EGU General Assembly 2022
© Author(s) 2022. This work is distributed under
the Creative Commons Attribution 4.0 License.

TROPoe: Tropospheric Remotely Observed Profiling via Optimal Estimation

David Turner1, Ulrich Löhnert2, Josh Gebauer3, Tyler Bell4, and Greg Blumberg5
David Turner et al.
  • 1NOAA Global Systems Laboratory, Boulder, CO, USA (
  • 2University of Cologne, Cologne, Germany
  • 3NCAR, Boulder, CO, USA
  • 4University of Oklahoma, Norman, OK, USA
  • 5NASA Goddard Space Flight Center, Greenbelt, MD, USA

Ground-based remote sensing instruments provide a unique and powerful view of the thermodynamic structure and evolution of the atmospheric boundary layer.  A range of different technologies have been developed over the past 40 years to observe profiles of temperature and humidity from the ground.  These methods include passive techniques, such as single- and multi-channel microwave radiometers (MWRs) and infrared spectrometers (IRS), and active approaches, such as Raman lidars (RLID), differential absorption lidars (DIALs), and radio acoustic sounding systems (RASS).  All of these techniques have strengths and weaknesses, and it can be challenging to evaluate the relative differences in their information content in a consistent way.  Furthermore, this leads to questions on how to combine observations from multiple instruments synergistically.  Additionally, the profiles derived from many remote sensors have correlated errors between different height levels, and thus the covariance of the profile needs to be understood if the profiles are to be properly assimilated into a weather forecast model.
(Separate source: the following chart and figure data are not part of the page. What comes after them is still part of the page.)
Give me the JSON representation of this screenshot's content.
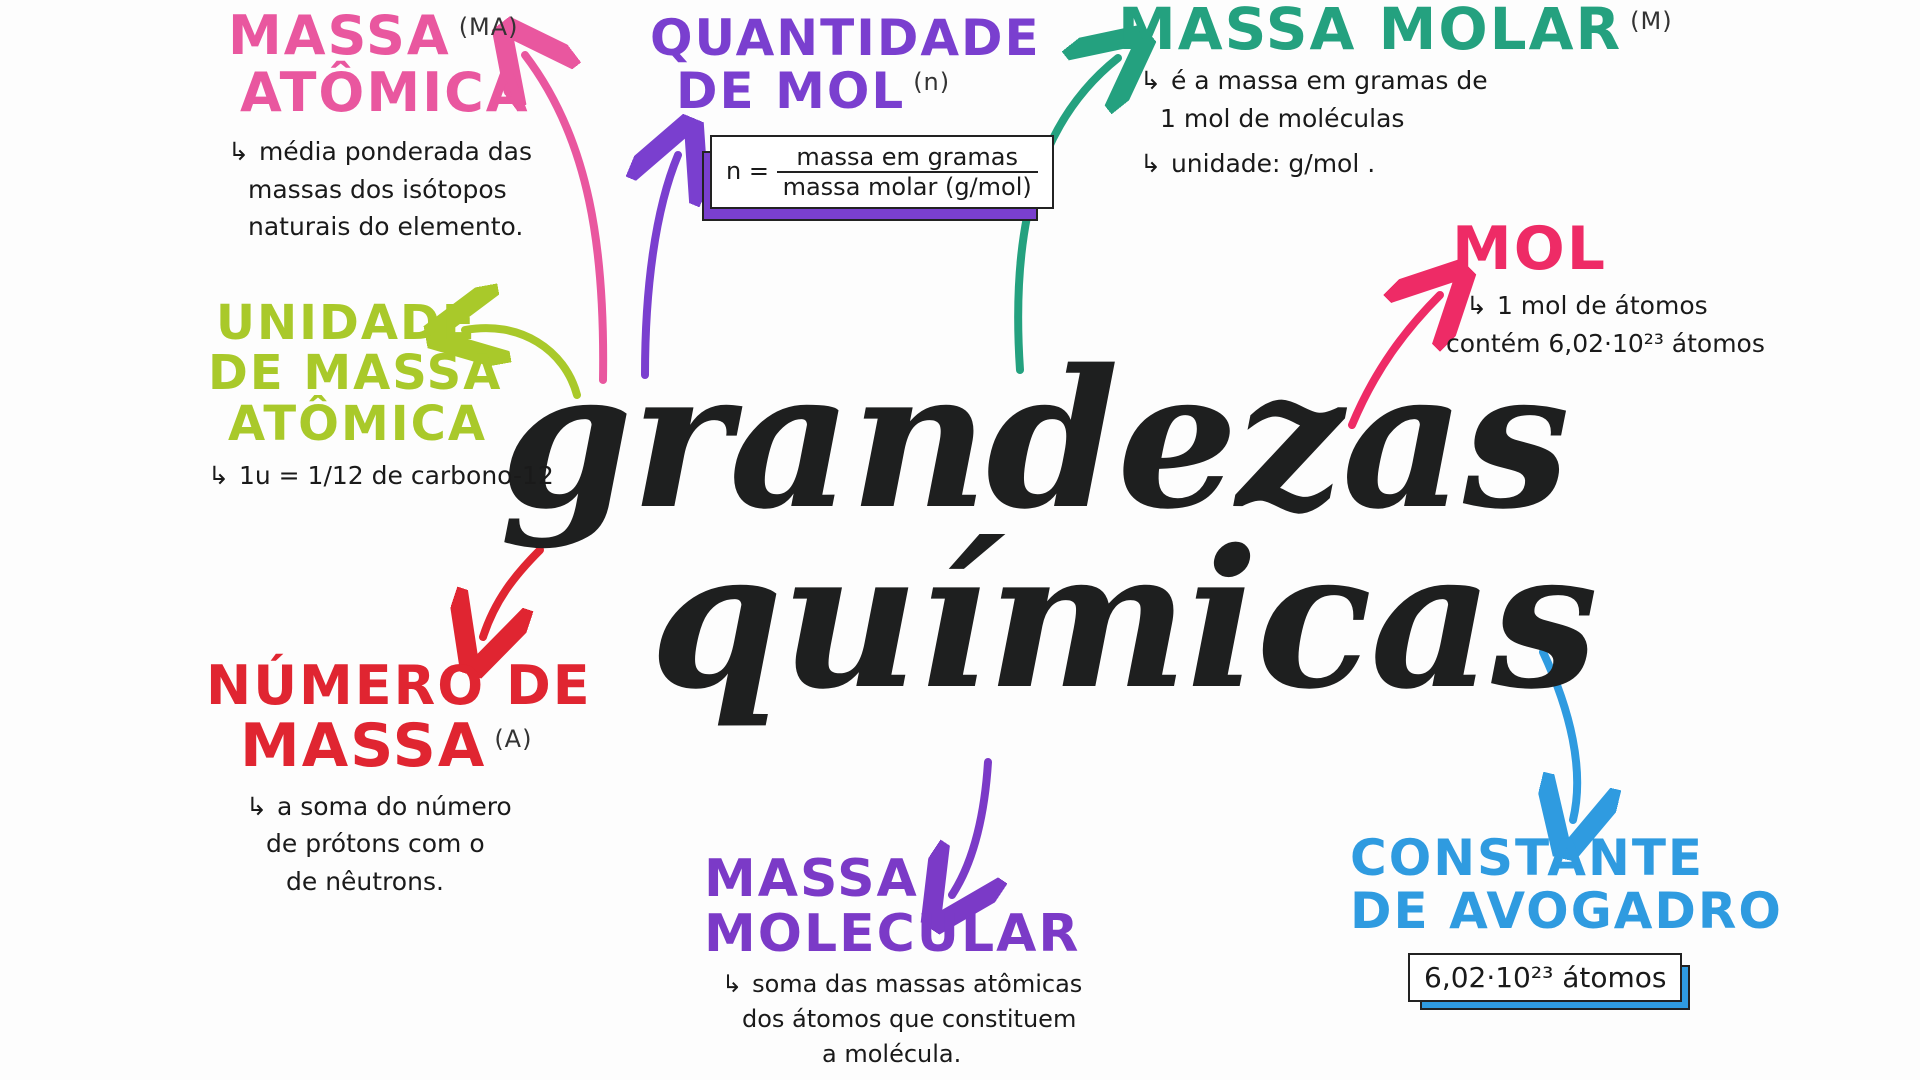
{
  "center": {
    "line1": "grandezas",
    "line2": "químicas"
  },
  "colors": {
    "pink": "#e9579f",
    "purple": "#7a3fcf",
    "teal": "#24a17f",
    "lime": "#a9c92a",
    "red": "#e02531",
    "rose": "#ee2b66",
    "violet": "#7b3ac7",
    "blue": "#2f9be0",
    "ink": "#1e1f1f"
  },
  "massa_atomica": {
    "line1": "MASSA",
    "tag": "(MA)",
    "line2": "ATÔMICA",
    "desc1": "média ponderada das",
    "desc2": "massas dos isótopos",
    "desc3": "naturais do elemento."
  },
  "quantidade_mol": {
    "line1": "QUANTIDADE",
    "line2": "DE MOL",
    "tag": "(n)",
    "formula_lhs": "n =",
    "formula_num": "massa em gramas",
    "formula_den": "massa molar (g/mol)"
  },
  "massa_molar": {
    "line1": "MASSA MOLAR",
    "tag": "(M)",
    "desc1": "é a massa em gramas de",
    "desc2": "1 mol de moléculas",
    "desc3": "unidade: g/mol ."
  },
  "mol": {
    "title": "MOL",
    "desc1": "1 mol de átomos",
    "desc2": "contém 6,02·10²³ átomos"
  },
  "unidade_massa": {
    "line1": "UNIDADE",
    "line2": "DE MASSA",
    "line3": "ATÔMICA",
    "desc": "1u = 1/12 de carbono-12"
  },
  "numero_massa": {
    "line1": "NÚMERO DE",
    "line2": "MASSA",
    "tag": "(A)",
    "desc1": "a soma do número",
    "desc2": "de prótons com o",
    "desc3": "de nêutrons."
  },
  "massa_molecular": {
    "line1": "MASSA",
    "line2": "MOLECULAR",
    "desc1": "soma das massas atômicas",
    "desc2": "dos átomos que constituem",
    "desc3": "a molécula."
  },
  "avogadro": {
    "line1": "CONSTANTE",
    "line2": "DE AVOGADRO",
    "value": "6,02·10²³ átomos"
  },
  "hook_glyph": "↳"
}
To address these questions, we have developed the TROPoe retrieval software package.  TROPoe is a 1-dimensional variational algorithm, based upon optimal estimation, that incorporates forward models for all of these instruments to allow an iterative solution to be determined.  A climatology, usually of historical radiosondes launched near the instrumented site, is used to provide a constraint to the retrieved solution. Uncertainties from the observations, the sensitivity of the forward models, and the uncertainty in the prior are all propagated to provide a full error covariance matrix for each retrieved thermodynamic profile. Retrievals using single instrument configurations (e.g., MWR-only, IRS-only, DIAL-only) as well as multi-instrument retrievals (e.g., MWR+IRS, MWR+DIAL, IRS+RLID, MWR+IRS+DIAL) have been performed.  Since the same retrieval framework and prior dataset was used, the uncertainties and information content for each instrument complement can be directly compared.  We will present some examples in the differences in the information content among these different instrument combinations.
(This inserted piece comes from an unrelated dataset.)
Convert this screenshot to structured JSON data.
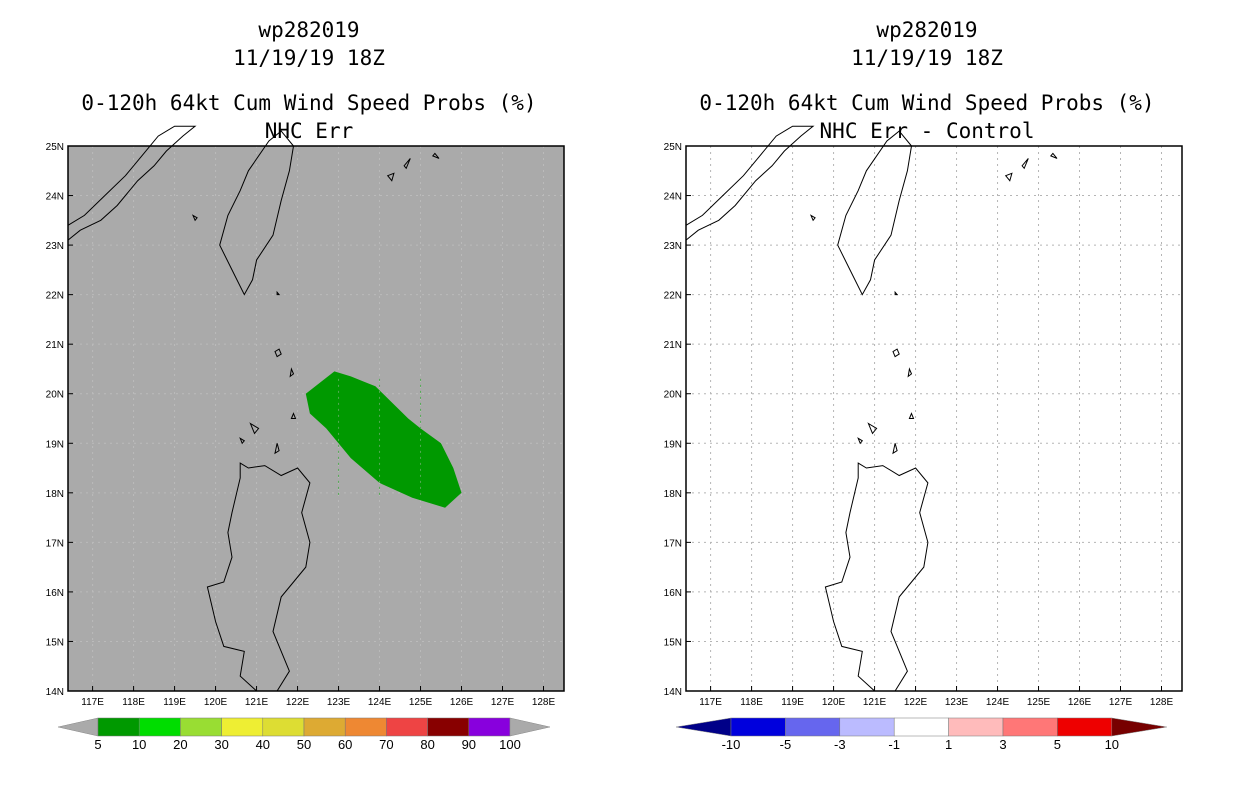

The TROPoe software is being packaged into a Docker container, which will facilitate the use of the software easily by a wide range of users.  We will present our vision for how TROPoe could be used to provide consistent retrievals for the ground-based remote sensing community, including how to assimilate these data, regardless of the actual instrument datasets used in the analysis.

How to cite: Turner, D., Löhnert, U., Gebauer, J., Bell, T., and Blumberg, G.: TROPoe: Tropospheric Remotely Observed Profiling via Optimal Estimation, EGU General Assembly 2022, Vienna, Austria, 23–27 May 2022, EGU22-10512,, 2022.